Amankah Minum dari Galon Isi Ulang?

Data dari Badan Pusat Statistik (BPS) menunjukkan, air isi ulang menjadi sumber air minum utama yang paling banyak digunakan oleh rumah tangga di Indonesia pada 2020. Ada 29,1 persen rumah tangga di Indonesia yang menyatakan biasa minum air isi ulang.
Sebanyak 19,09 persen rumah tangga memilih minum air yang berasal dari sumur bor atau pompa. Kemudian, ada pula 14,35 persen rumah tangga yang minum air dari sumur terlindung.
Selain itu, ada 10,23 persen rumah tangga yang minum dari air kemasan bermerek pada 2020. Sedangkan, sebanyak 9,87 persen rumah tangga meminum air yang berasal dari leding.
Namun, penggunaan air isi ulang ini, kerap memunculkan kekhawatiran akan dampaknya bagi kesehatan. Pakar Teknologi Produk Polimer/Plastik yang juga Kepala Laboratorium Green Polymer Technology Fakultas Teknik Universitas Indonesia (FTUI), Prof Dr Mochamad Chalid, SSi MSc menegaskan, kemasan galon guna ulang secara disain material bahan bakunya relatif aman untuk air minum.

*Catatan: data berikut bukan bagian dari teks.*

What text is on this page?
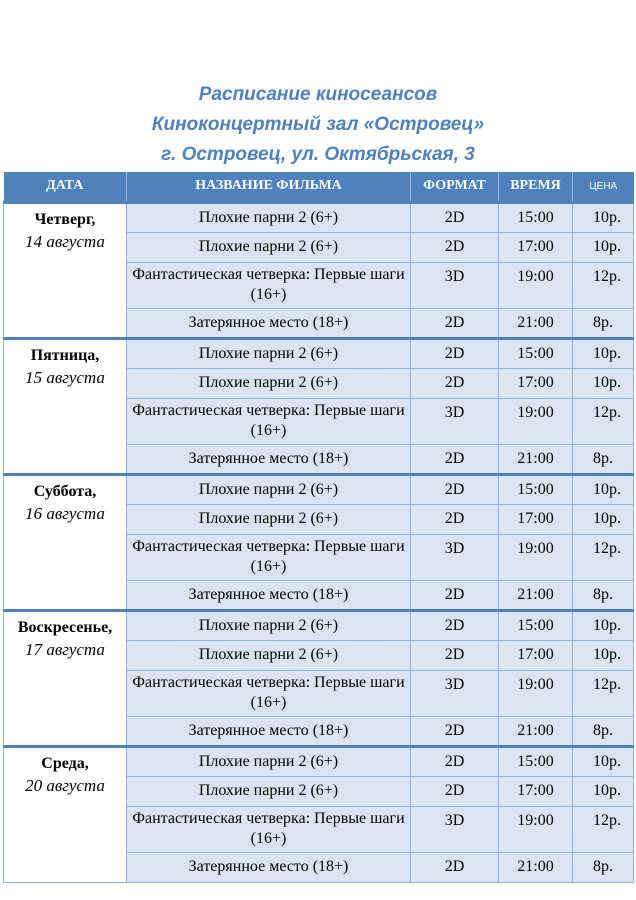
Расписание киносеансов
Киноконцертный зал «Островец»
г. Островец, ул. Октябрьская, 3
ДАТА	НАЗВАНИЕ ФИЛЬМА	ФОРМАТ	ВРЕМЯ	ЦЕНА

Четверг,
14 августа	Плохие парни 2 (6+)	2D	15:00	10р.
	Плохие парни 2 (6+)	2D	17:00	10р.
	Фантастическая четверка: Первые шаги (16+)	3D	19:00	12р.
	Затерянное место (18+)	2D	21:00	8р.

Пятница,
15 августа	Плохие парни 2 (6+)	2D	15:00	10р.
	Плохие парни 2 (6+)	2D	17:00	10р.
	Фантастическая четверка: Первые шаги (16+)	3D	19:00	12р.
	Затерянное место (18+)	2D	21:00	8р.

Суббота,
16 августа	Плохие парни 2 (6+)	2D	15:00	10р.
	Плохие парни 2 (6+)	2D	17:00	10р.
	Фантастическая четверка: Первые шаги (16+)	3D	19:00	12р.
	Затерянное место (18+)	2D	21:00	8р.

Воскресенье,
17 августа	Плохие парни 2 (6+)	2D	15:00	10р.
	Плохие парни 2 (6+)	2D	17:00	10р.
	Фантастическая четверка: Первые шаги (16+)	3D	19:00	12р.
	Затерянное место (18+)	2D	21:00	8р.

Среда,
20 августа	Плохие парни 2 (6+)	2D	15:00	10р.
	Плохие парни 2 (6+)	2D	17:00	10р.
	Фантастическая четверка: Первые шаги (16+)	3D	19:00	12р.
	Затерянное место (18+)	2D	21:00	8р.
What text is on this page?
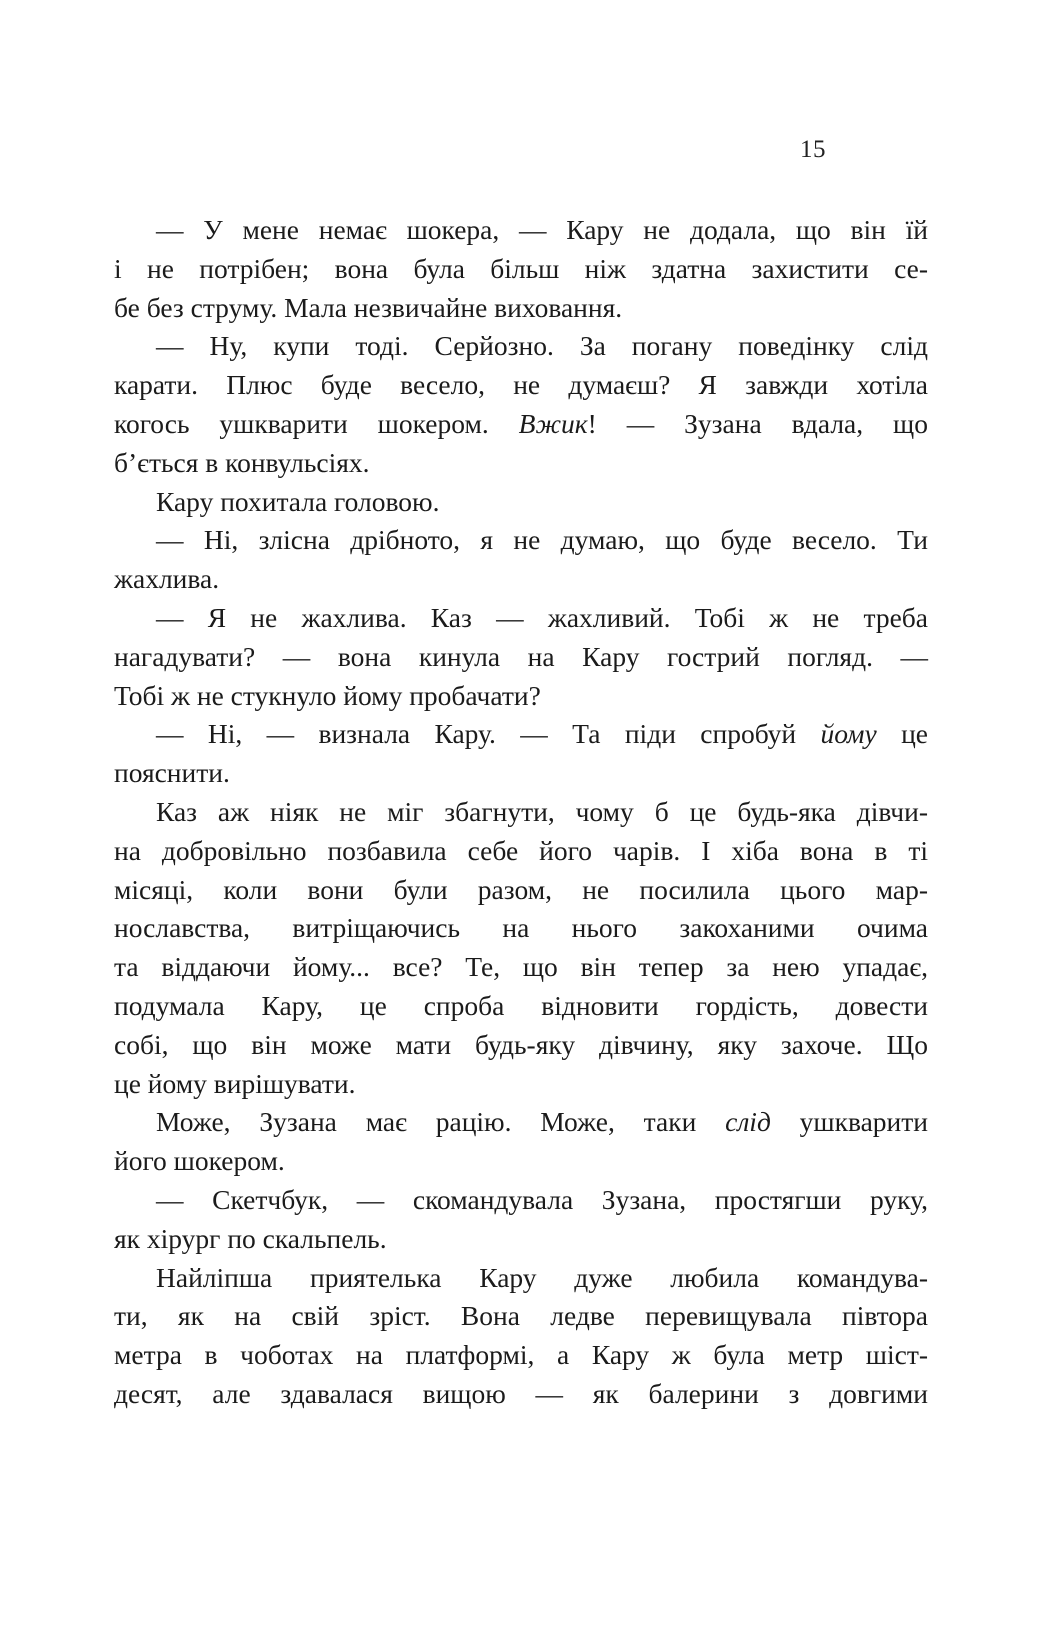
15
— У мене немає шокера, — Кару не додала, що він їй
і не потрібен; вона була більш ніж здатна захистити се-
бе без струму. Мала незвичайне виховання.
— Ну, купи тоді. Серйозно. За погану поведінку слід
карати. Плюс буде весело, не думаєш? Я завжди хотіла
когось ушкварити шокером. Вжик! — Зузана вдала, що
б’ється в конвульсіях.
Кару похитала головою.
— Ні, злісна дрібното, я не думаю, що буде весело. Ти
жахлива.
— Я не жахлива. Каз — жахливий. Тобі ж не треба
нагадувати? — вона кинула на Кару гострий погляд. —
Тобі ж не стукнуло йому пробачати?
— Ні, — визнала Кару. — Та піди спробуй йому це
пояснити.
Каз аж ніяк не міг збагнути, чому б це будь-яка дівчи-
на добровільно позбавила себе його чарів. І хіба вона в ті
місяці, коли вони були разом, не посилила цього мар-
нославства, витріщаючись на нього закоханими очима
та віддаючи йому... все? Те, що він тепер за нею упадає,
подумала Кару, це спроба відновити гордість, довести
собі, що він може мати будь-яку дівчину, яку захоче. Що
це йому вирішувати.
Може, Зузана має рацію. Може, таки слід ушкварити
його шокером.
— Скетчбук, — скомандувала Зузана, простягши руку,
як хірург по скальпель.
Найліпша приятелька Кару дуже любила командува-
ти, як на свій зріст. Вона ледве перевищувала півтора
метра в чоботах на платформі, а Кару ж була метр шіст-
десят, але здавалася вищою — як балерини з довгими
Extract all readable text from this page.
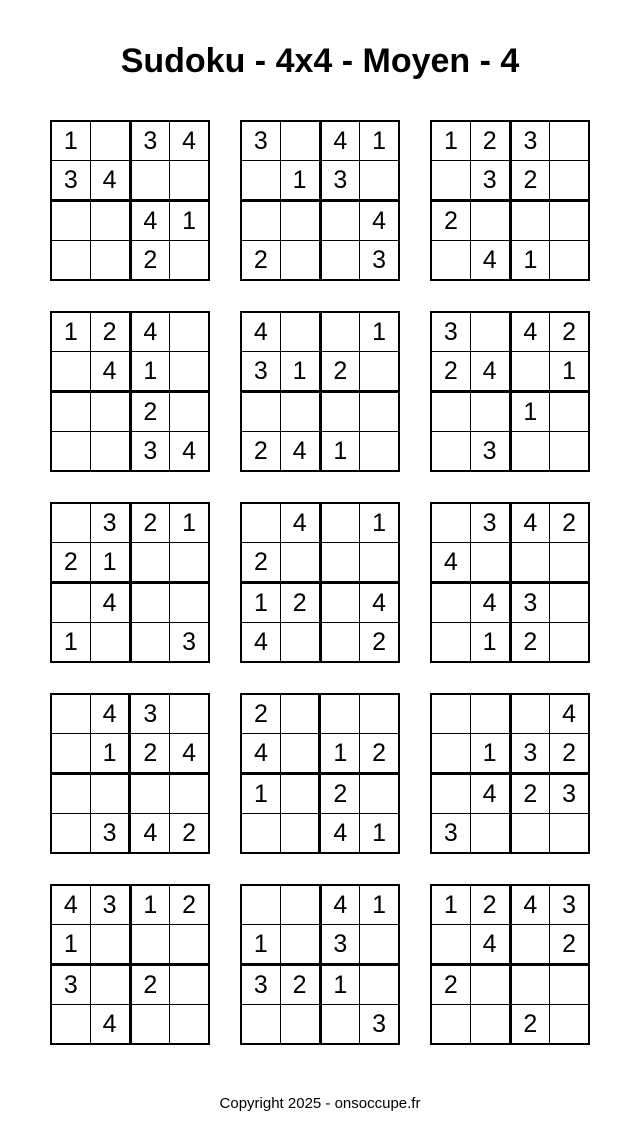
Sudoku - 4x4 - Moyen - 4
1		3	4
3	4		
		4	1
		2	
3		4	1
	1	3	
			4
2			3
1	2	3	
	3	2	
2			
	4	1	
1	2	4	
	4	1	
		2	
		3	4
4			1
3	1	2	

2	4	1	
3		4	2
2	4		1
		1	
	3		
	3	2	1
2	1		
	4		
1			3
	4		1
2			
1	2		4
4			2
	3	4	2
4			
	4	3	
	1	2	
	4	3	
	1	2	4

	3	4	2
2			
4		1	2
1		2	
		4	1
			4
	1	3	2
	4	2	3
3			
4	3	1	2
1			
3		2	
	4		
		4	1
1		3	
3	2	1	
			3
1	2	4	3
	4		2
2			
		2	
Copyright 2025 - onsoccupe.fr
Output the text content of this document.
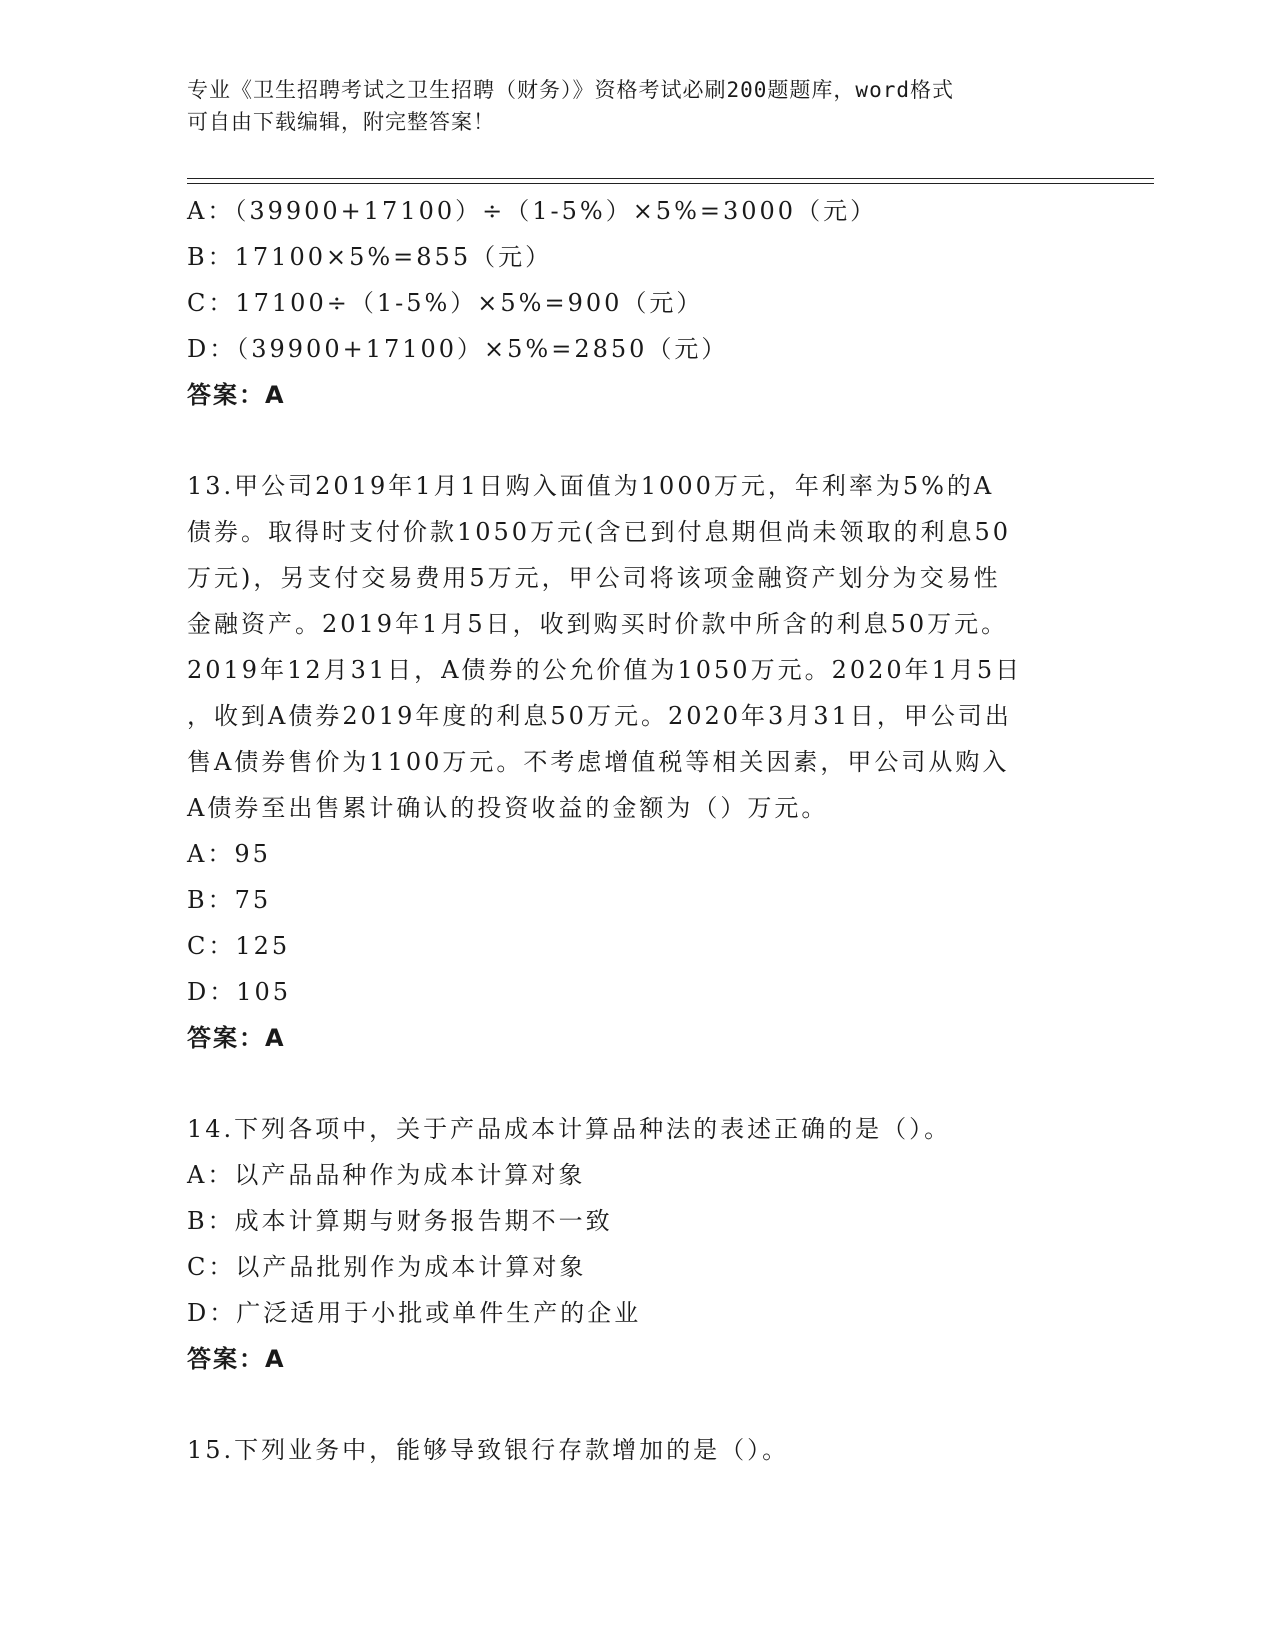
专业《卫生招聘考试之卫生招聘（财务）》资格考试必刷200题题库，word格式
可自由下载编辑，附完整答案！
A：（39900+17100）÷（1-5%）×5%=3000（元）
B：17100×5%=855（元）
C：17100÷（1-5%）×5%=900（元）
D：（39900+17100）×5%=2850（元）
答案：A
13.甲公司2019年1月1日购入面值为1000万元，年利率为5%的A
债券。取得时支付价款1050万元(含已到付息期但尚未领取的利息50
万元)，另支付交易费用5万元，甲公司将该项金融资产划分为交易性
金融资产。2019年1月5日，收到购买时价款中所含的利息50万元。
2019年12月31日，A债券的公允价值为1050万元。2020年1月5日
，收到A债券2019年度的利息50万元。2020年3月31日，甲公司出
售A债券售价为1100万元。不考虑增值税等相关因素，甲公司从购入
A债券至出售累计确认的投资收益的金额为（）万元。
A：95
B：75
C：125
D：105
答案：A
14.下列各项中，关于产品成本计算品种法的表述正确的是（）。
A：以产品品种作为成本计算对象
B：成本计算期与财务报告期不一致
C：以产品批别作为成本计算对象
D：广泛适用于小批或单件生产的企业
答案：A
15.下列业务中，能够导致银行存款增加的是（）。
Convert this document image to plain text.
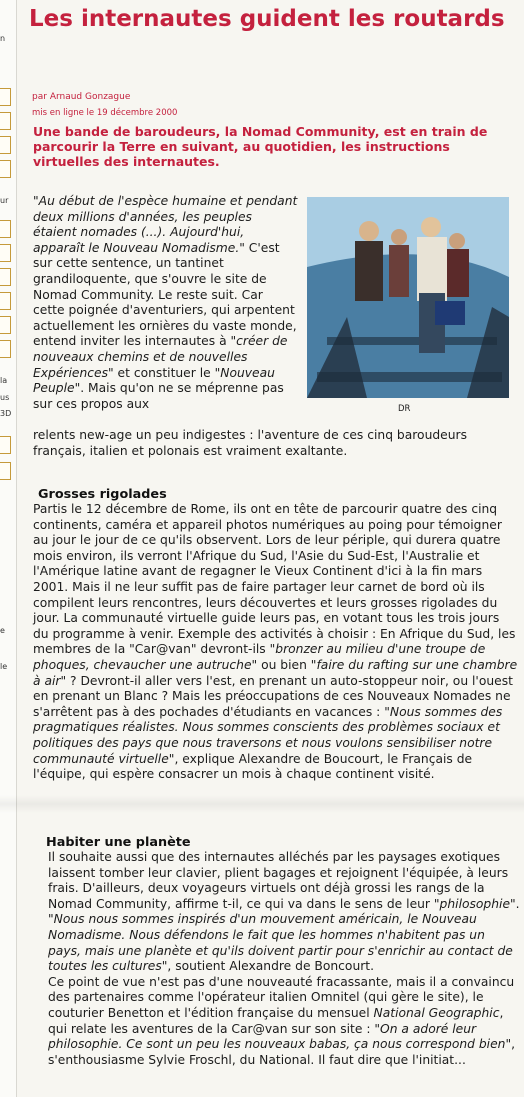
n
ur
la
us
3D
e
le
Les internautes guident les routards
par Arnaud Gonzague
mis en ligne le 19 décembre 2000
Une bande de baroudeurs, la Nomad Community, est en train de parcourir la Terre en suivant, au quotidien, les instructions virtuelles des internautes.
DR
"Au début de l'espèce humaine et pendant deux millions d'années, les peuples étaient nomades (...). Aujourd'hui, apparaît le Nouveau Nomadisme." C'est sur cette sentence, un tantinet grandiloquente, que s'ouvre le site de Nomad Community. Le reste suit. Car cette poignée d'aventuriers, qui arpentent actuellement les ornières du vaste monde, entend inviter les internautes à "créer de nouveaux chemins et de nouvelles Expériences" et constituer le "Nouveau Peuple". Mais qu'on ne se méprenne pas sur ces propos aux
relents new-age un peu indigestes : l'aventure de ces cinq baroudeurs français, italien et polonais est vraiment exaltante.
Grosses rigolades
Partis le 12 décembre de Rome, ils ont en tête de parcourir quatre des cinq continents, caméra et appareil photos numériques au poing pour témoigner au jour le jour de ce qu'ils observent. Lors de leur périple, qui durera quatre mois environ, ils verront l'Afrique du Sud, l'Asie du Sud-Est, l'Australie et l'Amérique latine avant de regagner le Vieux Continent d'ici à la fin mars 2001. Mais il ne leur suffit pas de faire partager leur carnet de bord où ils compilent leurs rencontres, leurs découvertes et leurs grosses rigolades du jour. La communauté virtuelle guide leurs pas, en votant tous les trois jours du programme à venir. Exemple des activités à choisir : En Afrique du Sud, les membres de la "Car@van" devront-ils "bronzer au milieu d'une troupe de phoques, chevaucher une autruche" ou bien "faire du rafting sur une chambre à air" ? Devront-il aller vers l'est, en prenant un auto-stoppeur noir, ou l'ouest en prenant un Blanc ? Mais les préoccupations de ces Nouveaux Nomades ne s'arrêtent pas à des pochades d'étudiants en vacances : "Nous sommes des pragmatiques réalistes. Nous sommes conscients des problèmes sociaux et politiques des pays que nous traversons et nous voulons sensibiliser notre communauté virtuelle", explique Alexandre de Boucourt, le Français de l'équipe, qui espère consacrer un mois à chaque continent visité.
Habiter une planète
Il souhaite aussi que des internautes alléchés par les paysages exotiques laissent tomber leur clavier, plient bagages et rejoignent l'équipée, à leurs frais. D'ailleurs, deux voyageurs virtuels ont déjà grossi les rangs de la Nomad Community, affirme t-il, ce qui va dans le sens de leur "philosophie". "Nous nous sommes inspirés d'un mouvement américain, le Nouveau Nomadisme. Nous défendons le fait que les hommes n'habitent pas un pays, mais une planète et qu'ils doivent partir pour s'enrichir au contact de toutes les cultures", soutient Alexandre de Boncourt.
Ce point de vue n'est pas d'une nouveauté fracassante, mais il a convaincu des partenaires comme l'opérateur italien Omnitel (qui gère le site), le couturier Benetton et l'édition française du mensuel National Geographic, qui relate les aventures de la Car@van sur son site : "On a adoré leur philosophie. Ce sont un peu les nouveaux babas, ça nous correspond bien", s'enthousiasme Sylvie Froschl, du National. Il faut dire que l'initiat...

Meski dengan kemasan yang digunakan berulang kali. Menurutnya, perlu ada data lanjutan untuk dapat mengatakan bahwa penggunaan galon isi ulang berbahaya bagi kesehatan.
Senada, Dosen Biokimia dari Fakultas MIPA Institut Pertanian Bogor (IPB), Syaefudin, PhD mengungkapkan, Bisfenol A atau (BPA) yang tidak sengaja dikonsumsi para konsumen dari kemasan pangan akan dikeluarkan lagi dari dalam tubuh. Karena, BPA itu akan diubah di dalam hati menjadi senyawa lain sehingga dapat lebih mudah dikeluarkan lewat urin.
“Jadi sebenarnya, kalau BPA itu tidak sengaja dikonsumsi oleh kita tubuh kita. Misalkan, dari air minum dalam kemasan yang mengandung BPA," ujarnya. Dalam berbagai jenis proses pengelolaan makanna di dalam tubuh, yang paling berperan itu adalah hati.
Ada proses glukorodinase di hati, di mana ada enzim yang mengubah BPA itu menjadi senyawa lain yang mudah dikeluarkan tubuh lewat urin. Selain itu, kata Syaefudin, sebenarnya BPA ini memiliki biological half life atau waktu paruh biologisnya sendiri.
Artinya, ketika BPA itu misalnya satuannya 10, masuk dalam tubuh, dia selama lima hingga enam jam, maka ia akan tersisa sekitar lima . “Nah, yang setengahnya lagi itu dikeluarkan dari tubuh. Artinya, yang berpotensi untuk menjadi toksik dalam tubuh itu sebenarnya sudah berkurang,” jelas Syaefudin.